The failure to successfully train computers to get anywhere close to the capabilities of any Uber driver (after 15 years of sending cars loaded with sensors onto millions of miles of road) should give pause to some of the same companies as they attempt to use a similar technology to supplant humans in performing more complicated tasks. Driving—unlike, say, writing news stories or doing customer service for a bank—is fairly straightforward, an activity governed by clearly defined rules that are more or less the same no matter where you are.
The early self-driving demos, which started in the mid-2000s, looked almost like the real thing. Company executives and venture capitalists confidently predicted that all that remained was to figure out how to deal with a handful of so-called edge cases, such as teaching the cars to follow the instructions of emergency workers and to handle foul weather. Much more than $100 billion has been invested since then, the edge cases aren’t solved, and no one is making money on driverless cars.
In retrospect, Cummings says, the early self-driving pioneers mistook demos for nearly finished products, a mistake that she says the chatbot purveyors are making as well.
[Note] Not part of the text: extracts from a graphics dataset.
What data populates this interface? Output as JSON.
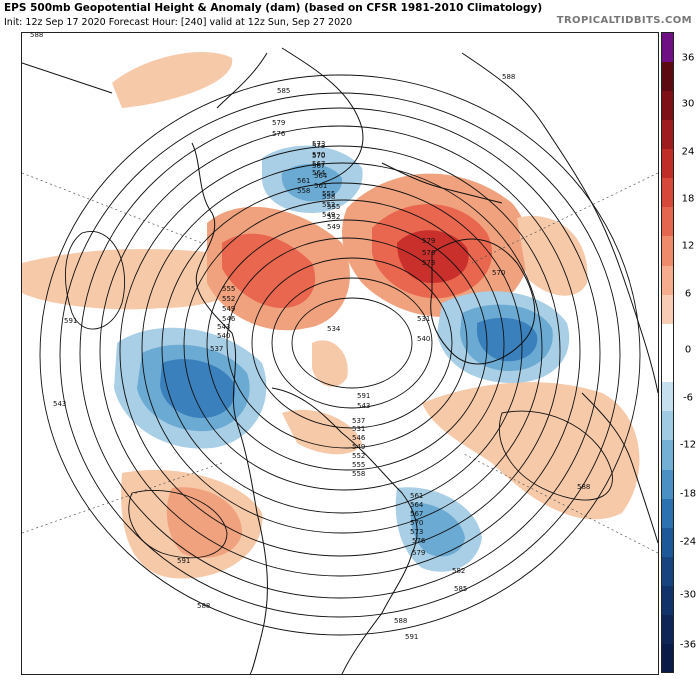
{
  "header": {
    "title": "EPS 500mb Geopotential Height & Anomaly (dam) (based on CFSR 1981-2010 Climatology)",
    "subtitle": "Init: 12z Sep 17 2020   Forecast Hour: [240]   valid at 12z Sun, Sep 27 2020",
    "brand": "TROPICALTIDBITS.COM"
  },
  "map": {
    "contour_labels": [
      "588",
      "585",
      "588",
      "579",
      "576",
      "573",
      "570",
      "567",
      "564",
      "561",
      "558",
      "555",
      "552",
      "549",
      "573",
      "570",
      "567",
      "564",
      "561",
      "558",
      "555",
      "552",
      "549",
      "579",
      "576",
      "573",
      "570",
      "591",
      "555",
      "552",
      "549",
      "546",
      "543",
      "540",
      "537",
      "534",
      "531",
      "540",
      "543",
      "588",
      "591",
      "588",
      "591",
      "543",
      "537",
      "531",
      "546",
      "549",
      "552",
      "555",
      "558",
      "561",
      "564",
      "567",
      "570",
      "573",
      "576",
      "579",
      "582",
      "585",
      "588",
      "591"
    ],
    "anomaly_colors": {
      "positive_light": "#f6c9a9",
      "positive_mid": "#f0a27e",
      "positive_strong": "#e8674e",
      "positive_max": "#c9302c",
      "negative_light": "#a9cfe6",
      "negative_mid": "#6aaad3",
      "negative_strong": "#3a80bd",
      "negative_max": "#1f5c99"
    }
  },
  "colorbar": {
    "ticks": [
      "36",
      "30",
      "24",
      "18",
      "12",
      "6",
      "0",
      "-6",
      "-12",
      "-18",
      "-24",
      "-30",
      "-36"
    ],
    "colors": [
      "#6e0f84",
      "#5b0a12",
      "#7c1016",
      "#9e1b1e",
      "#bf2d26",
      "#d5483a",
      "#e4664f",
      "#ef8a6b",
      "#f5ad8e",
      "#f9cdb5",
      "#ffffff",
      "#ffffff",
      "#c6e0ef",
      "#9fcbe5",
      "#74afd6",
      "#4a90c5",
      "#2d72b0",
      "#1d5899",
      "#17447f",
      "#12336a",
      "#0e2556",
      "#0b1b48"
    ]
  }
}
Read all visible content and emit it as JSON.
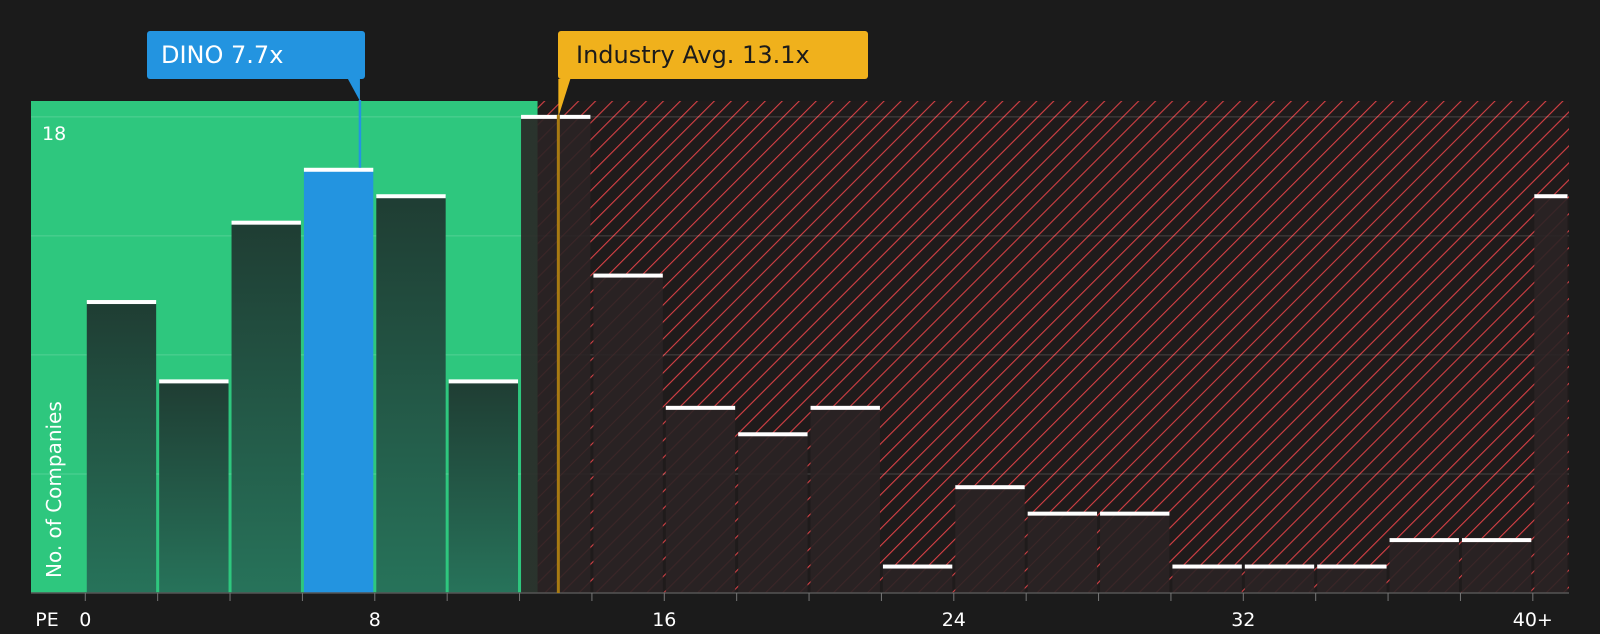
{
  "chart_data": {
    "type": "bar",
    "x_tick_labels": [
      "PE",
      "0",
      "8",
      "16",
      "24",
      "32",
      "40+"
    ],
    "bins": [
      {
        "x0": 0,
        "x1": 2,
        "count": 11
      },
      {
        "x0": 2,
        "x1": 4,
        "count": 8
      },
      {
        "x0": 4,
        "x1": 6,
        "count": 14
      },
      {
        "x0": 6,
        "x1": 8,
        "count": 16
      },
      {
        "x0": 8,
        "x1": 10,
        "count": 15
      },
      {
        "x0": 10,
        "x1": 12,
        "count": 8
      },
      {
        "x0": 12,
        "x1": 14,
        "count": 18
      },
      {
        "x0": 14,
        "x1": 16,
        "count": 12
      },
      {
        "x0": 16,
        "x1": 18,
        "count": 7
      },
      {
        "x0": 18,
        "x1": 20,
        "count": 6
      },
      {
        "x0": 20,
        "x1": 22,
        "count": 7
      },
      {
        "x0": 22,
        "x1": 24,
        "count": 1
      },
      {
        "x0": 24,
        "x1": 26,
        "count": 4
      },
      {
        "x0": 26,
        "x1": 28,
        "count": 3
      },
      {
        "x0": 28,
        "x1": 30,
        "count": 3
      },
      {
        "x0": 30,
        "x1": 32,
        "count": 1
      },
      {
        "x0": 32,
        "x1": 34,
        "count": 1
      },
      {
        "x0": 34,
        "x1": 36,
        "count": 1
      },
      {
        "x0": 36,
        "x1": 38,
        "count": 2
      },
      {
        "x0": 38,
        "x1": 40,
        "count": 2
      },
      {
        "x0": 40,
        "x1": 41,
        "count": 15
      }
    ],
    "highlight_bin_index": 3,
    "ylabel": "No. of Companies",
    "y_max_label": "18",
    "ylim": [
      0,
      18.6
    ],
    "xlim": [
      -1.5,
      41
    ],
    "company": {
      "label": "DINO 7.7x",
      "value": 7.7,
      "color": "#2394e0"
    },
    "industry": {
      "label": "Industry Avg. 13.1x",
      "value": 13.1,
      "color": "#f0b11c"
    },
    "colors": {
      "good_zone": "#2ec77e",
      "bad_zone_hatch": "#d64045",
      "bar_fill": "#1f3d33",
      "highlight_bar": "#2394e0",
      "bar_cap": "#ffffff",
      "background": "#1b1b1b"
    },
    "grid": true
  }
}
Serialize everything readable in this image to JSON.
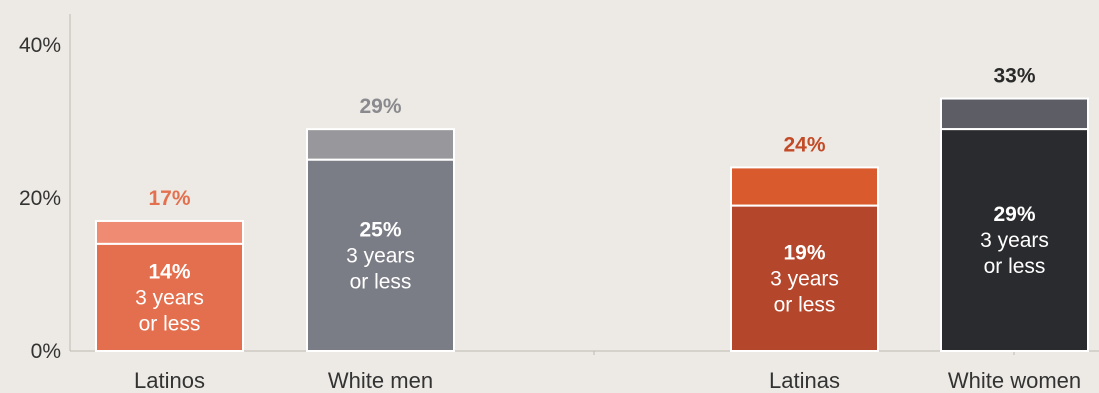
{
  "chart_data": {
    "type": "bar",
    "stacked": true,
    "categories": [
      "Latinos",
      "White men",
      "Latinas",
      "White women"
    ],
    "ylim": [
      0,
      40
    ],
    "yticks": [
      "0%",
      "20%",
      "40%"
    ],
    "series": [
      {
        "values": [
          14,
          25,
          19,
          29
        ]
      },
      {
        "values": [
          3,
          4,
          5,
          4
        ]
      }
    ],
    "totals": [
      17,
      29,
      24,
      33
    ],
    "total_labels": [
      "17%",
      "29%",
      "24%",
      "33%"
    ],
    "inner_labels": [
      {
        "value": "14%",
        "line1": "3 years",
        "line2": "or less"
      },
      {
        "value": "25%",
        "line1": "3 years",
        "line2": "or less"
      },
      {
        "value": "19%",
        "line1": "3 years",
        "line2": "or less"
      },
      {
        "value": "29%",
        "line1": "3 years",
        "line2": "or less"
      }
    ],
    "colors": {
      "bottom": [
        "#e46f4e",
        "#7b7d86",
        "#b4462b",
        "#2a2b2e"
      ],
      "top": [
        "#ef8a73",
        "#98989c",
        "#d95a2d",
        "#5d5d66"
      ],
      "total_label": [
        "#e3704e",
        "#8a8a8e",
        "#c24a27",
        "#2a2a2a"
      ]
    },
    "grid": false,
    "legend": "none"
  }
}
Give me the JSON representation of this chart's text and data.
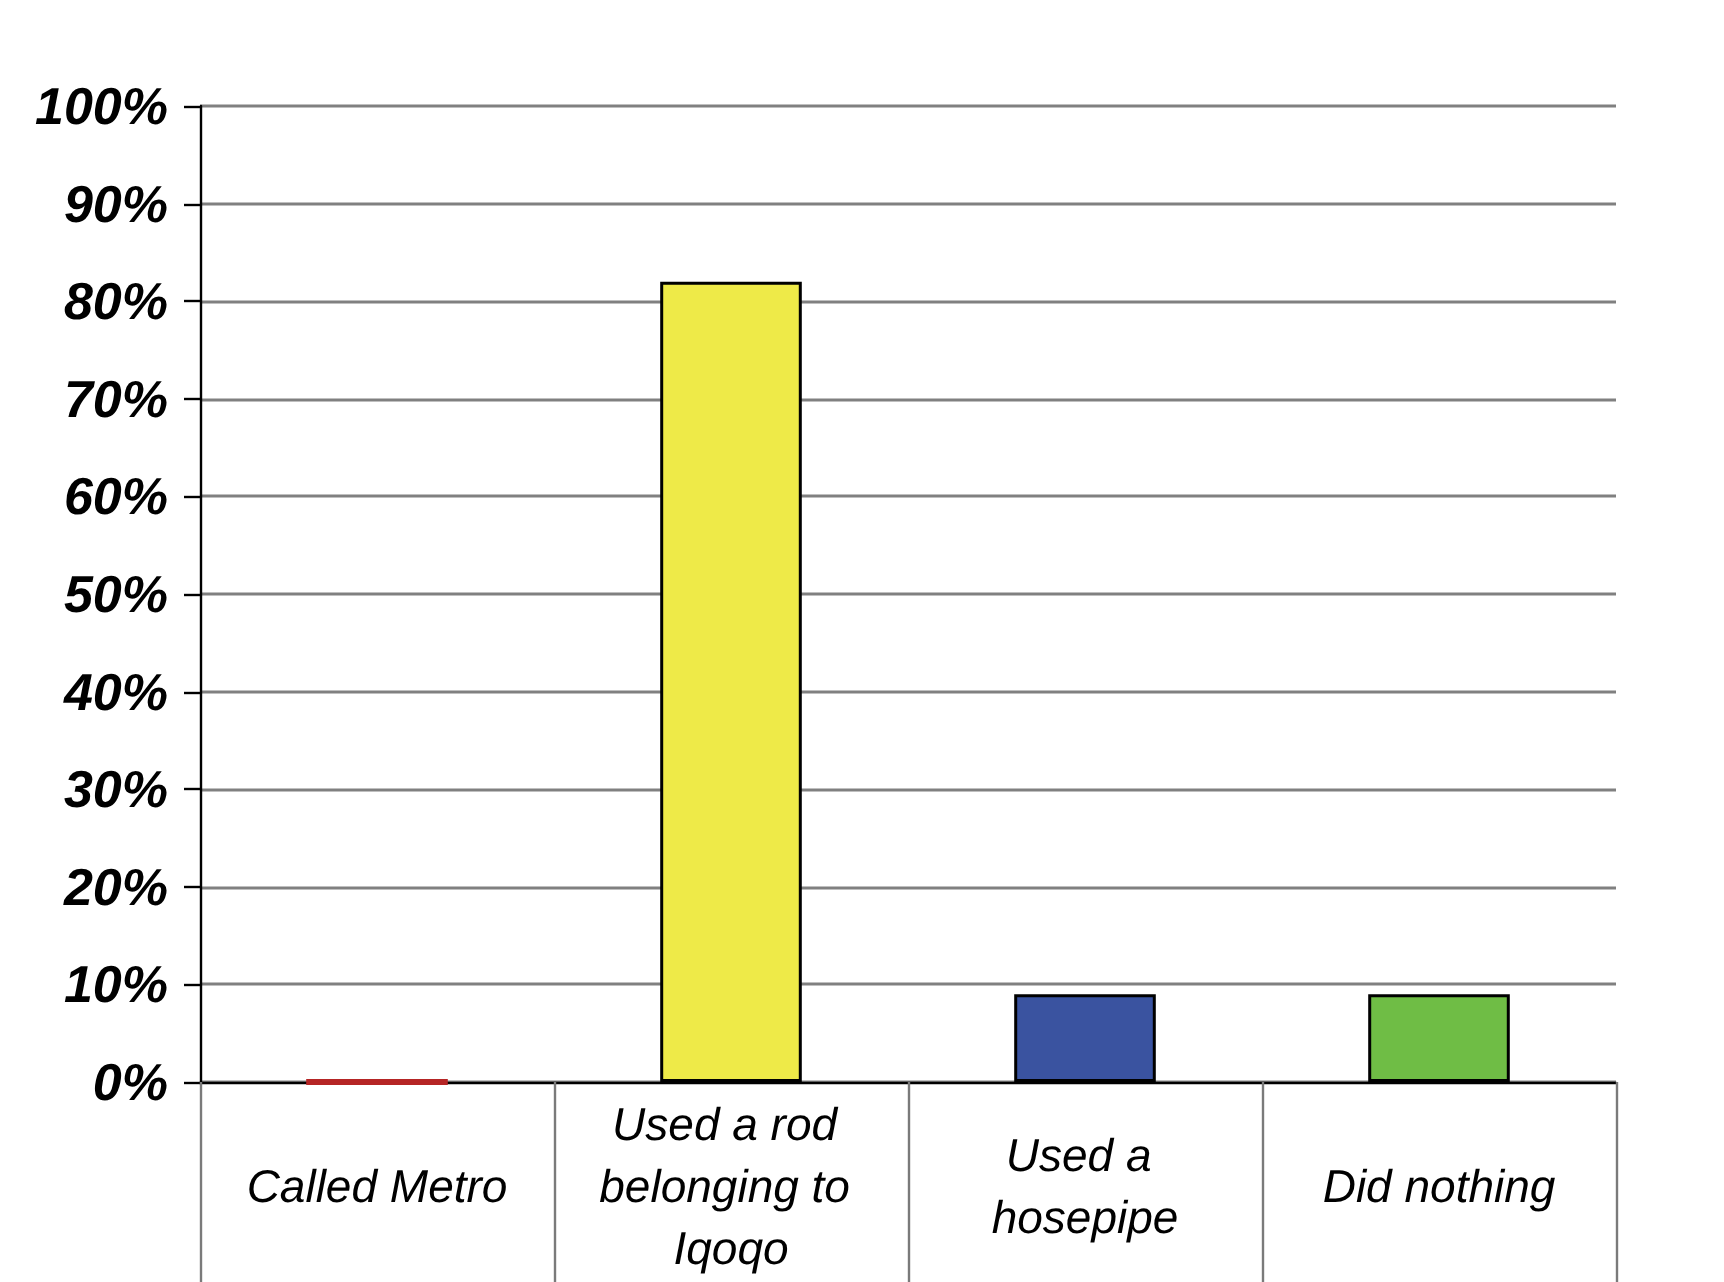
{
  "chart_data": {
    "type": "bar",
    "categories": [
      "Called Metro",
      "Used a rod belonging to Iqoqo",
      "Used a hosepipe",
      "Did nothing"
    ],
    "values": [
      0,
      82,
      9,
      9
    ],
    "colors": [
      "#b52525",
      "#eeea48",
      "#3a53a0",
      "#6fbd45"
    ],
    "ylim": [
      0,
      100
    ],
    "yticks": [
      {
        "value": 0,
        "label": "0%"
      },
      {
        "value": 10,
        "label": "10%"
      },
      {
        "value": 20,
        "label": "20%"
      },
      {
        "value": 30,
        "label": "30%"
      },
      {
        "value": 40,
        "label": "40%"
      },
      {
        "value": 50,
        "label": "50%"
      },
      {
        "value": 60,
        "label": "60%"
      },
      {
        "value": 70,
        "label": "70%"
      },
      {
        "value": 80,
        "label": "80%"
      },
      {
        "value": 90,
        "label": "90%"
      },
      {
        "value": 100,
        "label": "100%"
      }
    ],
    "grid": "y"
  }
}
Large language models come close to approximating some types of human output, but they’re also prone to error. Their tendency to “hallucinate” facts, which roughly parallels a persistent problem in driverless cars known as “phantom braking,” hasn’t been fixed yet. And even the most sophisticated chatbots make mistakes at rates that make them unreliable for most kinds of work, at least without continuous supervision. As with driverless cars, you need humans to make sure that the bots aren’t inventing facts in your news story (a big problem for media outlets that have tried to deploy them) or to stop them from spouting obscenities or urging self-harm.
And like robotaxis, the chatbots cost more to run than anyone is willing to pay, causing some, such as Jim Covello, head of equity research at Goldman Sachs, to suggest that the AI boom is actually a speculative bubble. With an implied valuation of almost $160 billion, OpenAI is the richest startup of all time, but it’s losing billions of dollars a year.
Then there’s the question of the market: A robotaxi replaces something that most people find tedious. Today’s slow, somewhat limited driverless cars are clearly useful—at least at their heavily subsidized prices—if you happen to be an introvert or a tourist. But chatbots (think the AI characters Mark Zuckerberg has been inserting into his social network to keep people scrolling) take us further away from the parts of life that are actually, well, real.